Door closes. Giggling. I can only assume they answer nature's call. More giggling. Out they come and head out the door. Much giggling.

This is where it gets ugly.

"Mandy! You need to come back and wash your hands!" Giggling stops.

"Momma, I did already," in a voice laced with annoyance.

"No, honey, you didn't. I am standing right here and you did not wash your hands."

Somewhat indignant now: "YES, MOMMA I DID!"

I taught her how to be indignant. So, in an indignant tone that puts hers to shame, "Mandy, NO you did NOT. Here I am. Here is the sink. Been here the whole time. Both the sink and I. And neither the sink, nor I, nor the other two mommies standing RIGHT HERE saw you wash your hands. No water, no soap, no hand towel. THERE WAS NO HAND WASHING! SO, get back in here and wash up before you leave this bathroom."

Girl, allllllllllllll full of attitude stomps over and opens water closet door.

"I did too wash my hands! I washed them in the low sink, just for kids, RIGHT THERE!!!!"

A low sink just for kids? That's kind of odd. Sweet, but odd.
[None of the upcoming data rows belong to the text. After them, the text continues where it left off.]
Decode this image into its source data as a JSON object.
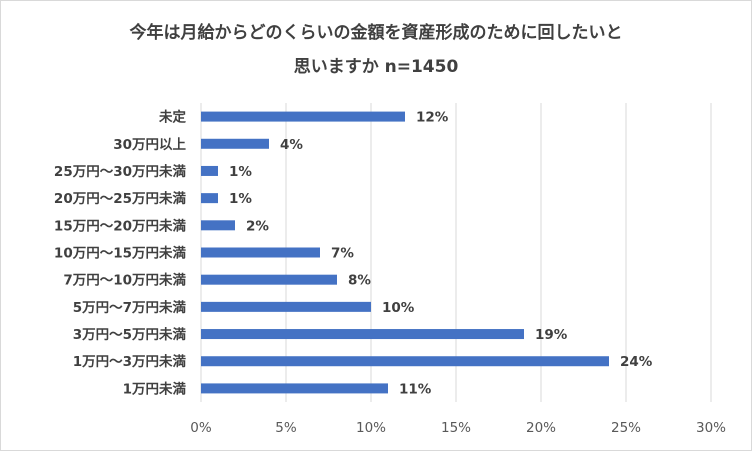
{
  "chart_data": {
    "type": "bar",
    "orientation": "horizontal",
    "title_line1": "今年は月給からどのくらいの金額を資産形成のために回したいと",
    "title_line2": "思いますか n=1450",
    "categories": [
      "未定",
      "30万円以上",
      "25万円～30万円未満",
      "20万円～25万円未満",
      "15万円～20万円未満",
      "10万円～15万円未満",
      "7万円～10万円未満",
      "5万円～7万円未満",
      "3万円～5万円未満",
      "1万円～3万円未満",
      "1万円未満"
    ],
    "values": [
      12,
      4,
      1,
      1,
      2,
      7,
      8,
      10,
      19,
      24,
      11
    ],
    "value_labels": [
      "12%",
      "4%",
      "1%",
      "1%",
      "2%",
      "7%",
      "8%",
      "10%",
      "19%",
      "24%",
      "11%"
    ],
    "x_ticks": [
      0,
      5,
      10,
      15,
      20,
      25,
      30
    ],
    "x_tick_labels": [
      "0%",
      "5%",
      "10%",
      "15%",
      "20%",
      "25%",
      "30%"
    ],
    "xlim": [
      0,
      30
    ],
    "xlabel": "",
    "ylabel": "",
    "grid": true,
    "bar_color": "#4472c4",
    "grid_color": "#d9d9d9"
  }
}
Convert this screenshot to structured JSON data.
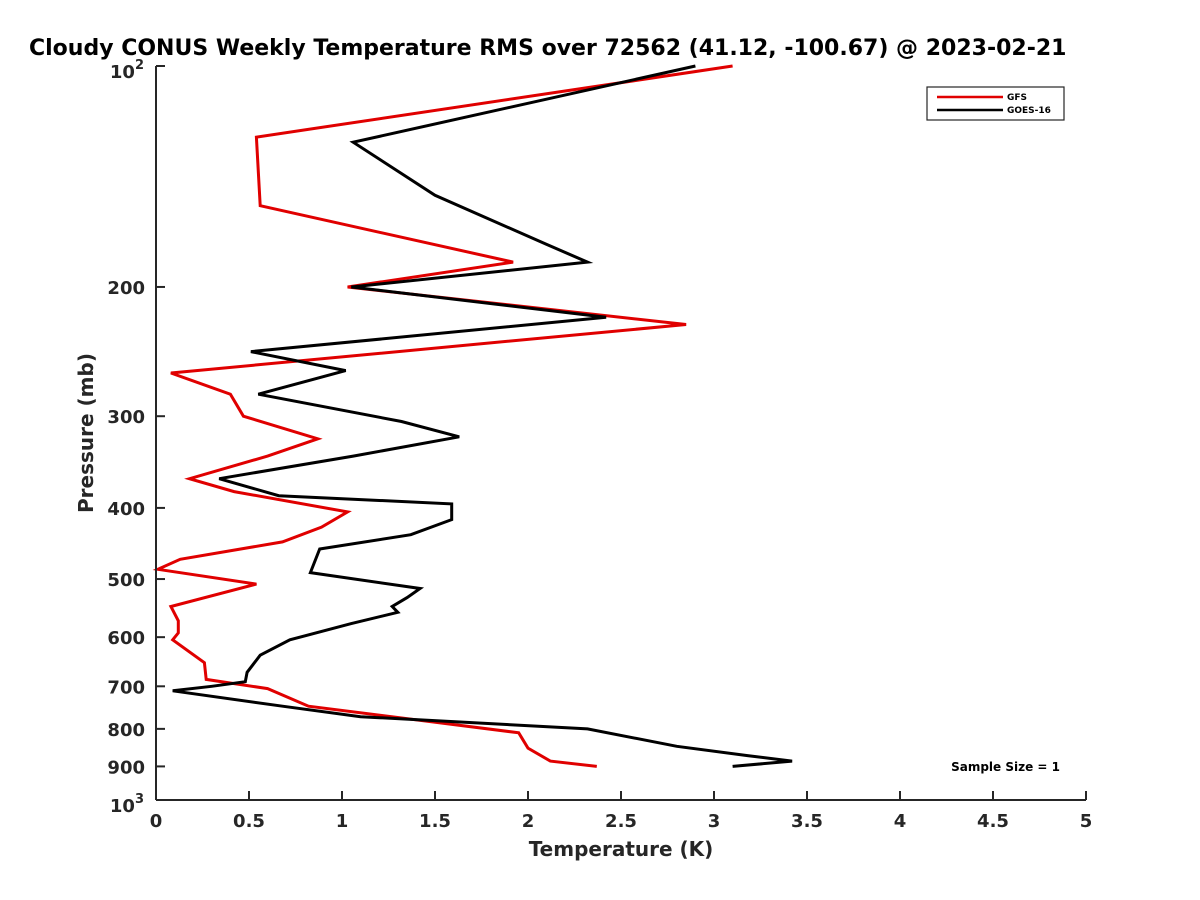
{
  "chart_data": {
    "type": "line",
    "title": "Cloudy CONUS Weekly Temperature RMS over 72562 (41.12, -100.67) @ 2023-02-21",
    "xlabel": "Temperature (K)",
    "ylabel": "Pressure (mb)",
    "xlim": [
      0,
      5
    ],
    "ylim": [
      100,
      1000
    ],
    "y_scale": "log",
    "y_reversed": true,
    "grid": false,
    "legend_position": "top-right",
    "x_ticks": [
      "0",
      "0.5",
      "1",
      "1.5",
      "2",
      "2.5",
      "3",
      "3.5",
      "4",
      "4.5",
      "5"
    ],
    "x_tick_values": [
      0,
      0.5,
      1,
      1.5,
      2,
      2.5,
      3,
      3.5,
      4,
      4.5,
      5
    ],
    "y_ticks": [
      {
        "value": 100,
        "base": "10",
        "exp": "2"
      },
      {
        "value": 200,
        "base": "200",
        "exp": ""
      },
      {
        "value": 300,
        "base": "300",
        "exp": ""
      },
      {
        "value": 400,
        "base": "400",
        "exp": ""
      },
      {
        "value": 500,
        "base": "500",
        "exp": ""
      },
      {
        "value": 600,
        "base": "600",
        "exp": ""
      },
      {
        "value": 700,
        "base": "700",
        "exp": ""
      },
      {
        "value": 800,
        "base": "800",
        "exp": ""
      },
      {
        "value": 900,
        "base": "900",
        "exp": ""
      },
      {
        "value": 1000,
        "base": "10",
        "exp": "3"
      }
    ],
    "annotation": "Sample Size = 1",
    "series": [
      {
        "name": "GFS",
        "color": "#e00000",
        "points": [
          [
            3.1,
            100
          ],
          [
            0.54,
            125
          ],
          [
            0.56,
            155
          ],
          [
            1.92,
            185
          ],
          [
            1.03,
            200
          ],
          [
            2.85,
            225
          ],
          [
            0.08,
            262
          ],
          [
            0.4,
            280
          ],
          [
            0.47,
            300
          ],
          [
            0.87,
            322
          ],
          [
            0.6,
            340
          ],
          [
            0.18,
            365
          ],
          [
            0.42,
            380
          ],
          [
            1.03,
            405
          ],
          [
            0.89,
            425
          ],
          [
            0.68,
            445
          ],
          [
            0.13,
            470
          ],
          [
            0.01,
            485
          ],
          [
            0.54,
            508
          ],
          [
            0.08,
            545
          ],
          [
            0.12,
            570
          ],
          [
            0.12,
            592
          ],
          [
            0.09,
            605
          ],
          [
            0.26,
            650
          ],
          [
            0.27,
            685
          ],
          [
            0.6,
            705
          ],
          [
            0.82,
            745
          ],
          [
            1.95,
            810
          ],
          [
            2.0,
            850
          ],
          [
            2.12,
            885
          ],
          [
            2.37,
            900
          ]
        ]
      },
      {
        "name": "GOES-16",
        "color": "#000000",
        "points": [
          [
            2.9,
            100
          ],
          [
            1.06,
            127
          ],
          [
            1.5,
            150
          ],
          [
            2.1,
            175
          ],
          [
            2.32,
            185
          ],
          [
            1.05,
            200
          ],
          [
            2.42,
            220
          ],
          [
            0.51,
            245
          ],
          [
            1.02,
            260
          ],
          [
            0.55,
            280
          ],
          [
            1.32,
            305
          ],
          [
            1.63,
            320
          ],
          [
            1.06,
            340
          ],
          [
            0.34,
            365
          ],
          [
            0.66,
            385
          ],
          [
            1.59,
            395
          ],
          [
            1.59,
            415
          ],
          [
            1.37,
            435
          ],
          [
            0.88,
            455
          ],
          [
            0.83,
            490
          ],
          [
            1.42,
            515
          ],
          [
            1.35,
            530
          ],
          [
            1.27,
            545
          ],
          [
            1.3,
            555
          ],
          [
            1.05,
            575
          ],
          [
            0.72,
            605
          ],
          [
            0.56,
            635
          ],
          [
            0.49,
            670
          ],
          [
            0.48,
            690
          ],
          [
            0.3,
            700
          ],
          [
            0.09,
            710
          ],
          [
            0.68,
            745
          ],
          [
            1.1,
            770
          ],
          [
            2.32,
            800
          ],
          [
            2.8,
            845
          ],
          [
            3.18,
            870
          ],
          [
            3.42,
            885
          ],
          [
            3.1,
            900
          ]
        ]
      }
    ]
  }
}
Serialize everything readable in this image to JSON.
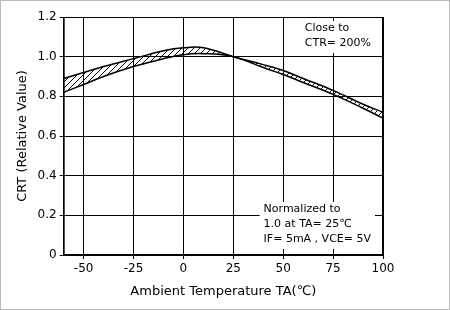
{
  "chart_data": {
    "type": "line",
    "x_label": "Ambient Temperature TA(℃)",
    "y_label": "CRT (Relative Value)",
    "annotations": [
      [
        "Close to",
        "CTR= 200%"
      ],
      [
        "Normalized to",
        "1.0 at TA= 25℃",
        "IF= 5mA , VCE= 5V"
      ]
    ],
    "x": [
      -60,
      -50,
      -40,
      -25,
      -10,
      0,
      10,
      25,
      40,
      50,
      60,
      75,
      90,
      100
    ],
    "series": [
      {
        "color": "#000000",
        "values": [
          0.89,
          0.92,
          0.95,
          0.99,
          1.03,
          1.045,
          1.045,
          1.0,
          0.96,
          0.93,
          0.89,
          0.83,
          0.76,
          0.72
        ]
      },
      {
        "color": "#000000",
        "values": [
          0.82,
          0.86,
          0.9,
          0.95,
          0.99,
          1.01,
          1.015,
          1.0,
          0.945,
          0.91,
          0.87,
          0.81,
          0.74,
          0.69
        ]
      }
    ],
    "xlim": [
      -60,
      100
    ],
    "xticks": [
      -50,
      -25,
      0,
      25,
      50,
      75,
      100
    ],
    "ylim": [
      0,
      1.2
    ],
    "yticks": [
      0,
      0.2,
      0.4,
      0.6,
      0.8,
      {
        "value": 1,
        "label": "1.0"
      },
      1.2
    ],
    "grid": true
  }
}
Why would there be a low sink for ... ?

And then she points.

Not at a fancy low sink made just for kids. Nooooooooooo.

She points at




My daughter just washed her hands in a bidet!!!!!

OH OH OH OH OH!!!!!!!!


Now, Mary Ann's house is cleaner than just about any house in the free world. She is acutely aware of the immune-compromised status of many of her shortest guests, and the house reflects that in all of it's clean and shiny glory! But seriously, I can't imagine she plans for hand-washing in the bidet, for pete's sweet sake!

My daughter washed her hands in a device my son calls a "butt washer."

Me? I am a crappy mom. But my daughter? She is apparently taking the crappy to a whole new level.

We is high class, people. High class, I tell ya'.